Category Archives: Colourism

Wild is the blackface

(Three thoughts after watching the trailer of Zoe Saldana playing Nina Simone.)

1. Seeing Zoe Saldana all blackfaced up to play Nina Simone is something even living in the Netherlands didn’t prepare me for. In the home of Black Pete and carnival floats with titles like “N*gger boat” carrying blackfaced white folks and some of their most offensive songs across the Southern towns, plenty of us critical, gifted and Black inhabitants of the Lowlands might think that when it comes to racist face paint, we’ve seen it all.
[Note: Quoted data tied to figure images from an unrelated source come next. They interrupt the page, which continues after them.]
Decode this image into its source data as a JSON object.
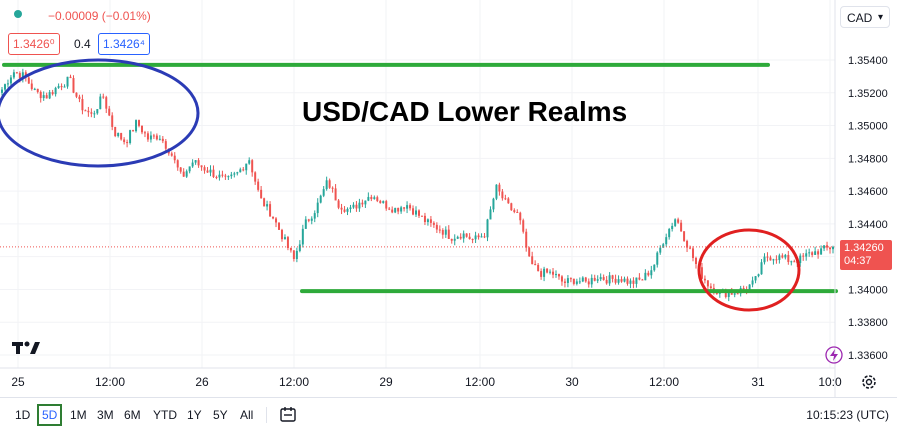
{
  "header": {
    "change": "−0.00009 (−0.01%)",
    "bid": "1.3426⁰",
    "spread": "0.4",
    "ask": "1.3426⁴",
    "currency": "CAD"
  },
  "overlay_title": "USD/CAD Lower Realms",
  "last_price": {
    "price": "1.34260",
    "countdown": "04:37"
  },
  "toolbar": {
    "ranges": [
      "1D",
      "5D",
      "1M",
      "3M",
      "6M",
      "YTD",
      "1Y",
      "5Y",
      "All"
    ],
    "selected": "5D",
    "clock": "10:15:23 (UTC)"
  },
  "colors": {
    "up": "#26a69a",
    "down": "#ef5350",
    "support": "#2eaa3a",
    "blue_circle": "#2b3bb5",
    "red_circle": "#e02020"
  },
  "chart_data": {
    "type": "candlestick",
    "title": "",
    "xlabel": "",
    "ylabel": "",
    "ylim": [
      1.3355,
      1.3555
    ],
    "y_ticks": [
      "1.35400",
      "1.35200",
      "1.35000",
      "1.34800",
      "1.34600",
      "1.34400",
      "1.34200",
      "1.34000",
      "1.33800",
      "1.33600"
    ],
    "x_ticks": [
      "25",
      "12:00",
      "26",
      "12:00",
      "29",
      "12:00",
      "30",
      "12:00",
      "31",
      "10:0"
    ],
    "close_path": [
      1.3522,
      1.3533,
      1.353,
      1.352,
      1.3518,
      1.3524,
      1.3528,
      1.3512,
      1.3506,
      1.3518,
      1.3496,
      1.349,
      1.3502,
      1.3492,
      1.3494,
      1.3484,
      1.3468,
      1.3478,
      1.3474,
      1.347,
      1.3466,
      1.3471,
      1.348,
      1.3455,
      1.3446,
      1.3432,
      1.3418,
      1.344,
      1.345,
      1.3466,
      1.3452,
      1.3448,
      1.3454,
      1.3458,
      1.3452,
      1.3449,
      1.3452,
      1.3446,
      1.344,
      1.3437,
      1.3432,
      1.3434,
      1.343,
      1.3434,
      1.3462,
      1.3451,
      1.3445,
      1.3416,
      1.341,
      1.341,
      1.3404,
      1.3406,
      1.3404,
      1.3408,
      1.3406,
      1.3407,
      1.3404,
      1.3406,
      1.3414,
      1.3432,
      1.3444,
      1.3428,
      1.3412,
      1.3402,
      1.3398,
      1.3398,
      1.34,
      1.3404,
      1.342,
      1.342,
      1.3418,
      1.3418,
      1.3422,
      1.3424,
      1.3426
    ],
    "resistance": 1.3537,
    "support": 1.3399,
    "last": 1.3426
  }
}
Every now and then it enters a space we thought wouldn’t. Like that weekend when it took a stream of  Tweets to convince the internationally known North Sea Jazz festival that hell yes it’s offensive to beam images of Al Jolson performing his other racist routines as part of your “celebrating jazz!”-clip.  If anything, the Netherlands makes it a daily practice to affirm that Mainstream Western, Eurocentric Whiteness and those who long to be validated by it, will never not sink their teeth into an opportunity to spit in our contemporary and ancestral faces. The Blacker our berry, the more venomous their fangs. But Saldana’s bite, while her jaw  is being massaged by the hand that starves us, is one that, if you’d let it, would suck the salt from our cultural sweat.
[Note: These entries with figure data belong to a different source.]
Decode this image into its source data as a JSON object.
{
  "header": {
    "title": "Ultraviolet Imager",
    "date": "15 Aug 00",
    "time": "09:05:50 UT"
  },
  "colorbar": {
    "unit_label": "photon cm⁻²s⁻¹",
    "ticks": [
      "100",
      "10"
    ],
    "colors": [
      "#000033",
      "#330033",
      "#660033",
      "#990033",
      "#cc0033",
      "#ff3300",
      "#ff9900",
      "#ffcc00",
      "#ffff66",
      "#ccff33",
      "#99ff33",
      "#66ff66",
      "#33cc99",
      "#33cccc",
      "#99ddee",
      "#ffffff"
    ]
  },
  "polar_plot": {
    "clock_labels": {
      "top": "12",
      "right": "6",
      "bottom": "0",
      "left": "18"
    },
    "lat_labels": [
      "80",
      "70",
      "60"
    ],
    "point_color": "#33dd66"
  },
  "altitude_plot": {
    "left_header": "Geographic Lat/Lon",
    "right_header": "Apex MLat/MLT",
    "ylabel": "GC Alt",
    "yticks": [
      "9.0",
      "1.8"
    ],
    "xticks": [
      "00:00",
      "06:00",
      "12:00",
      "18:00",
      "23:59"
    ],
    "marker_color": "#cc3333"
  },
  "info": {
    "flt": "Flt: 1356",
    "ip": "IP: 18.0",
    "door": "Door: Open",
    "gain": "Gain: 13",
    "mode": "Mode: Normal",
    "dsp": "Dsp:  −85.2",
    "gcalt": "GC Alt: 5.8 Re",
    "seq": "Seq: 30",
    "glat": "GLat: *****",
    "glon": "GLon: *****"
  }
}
2. I don’t care about Saldana’s acting skills because it’s not about craft, it’s about colorism and misrepresentation. It’s about whitewashing for consumption while blackfacing for “correction”. It’s about telling dark skinned actresses with facial features like Miss Simone that they’re not even worthy of portraying their own reflection and yes, it is also very much about having a woman who “doesn’t like to talk about race” portray the Icon who gave us To Be Young, Gifted and Black, Pirate Jenny and Four Women.
In the cinematic tradition of centring biopics of game changing, dark skinned artists around abusive rage or other destructive behaviour, a light skinned woman  with completely different facial features than Nina Simone plus one who argues that white people are really pink because white is the color of paper and is tired of talking about race and/or ethnicity, jumped out of all the seats she should be having and yelled: “Yes. Yes, this will be my contribution to our understandings of the High Priestess!”

Ade

Adepero Oduye

3. After we’re done boycotting this movie straight to the discount DVD box, can we start investing some of our moneys in a biopic starring Tamar-kali or Adepero Oduye as Nina Simone? Can it be directed by Dee Rees? Can Lorraine Hansberry, Langston Hughes, Betty Shabazz, al-Hajj Malik al-Shabazz, James Baldwin, Sammy Davis Jr. and Harry Belafonte be portrayed by actors who’re all fairly unknown to most of our audiences because we understand the importance of creating space for each other?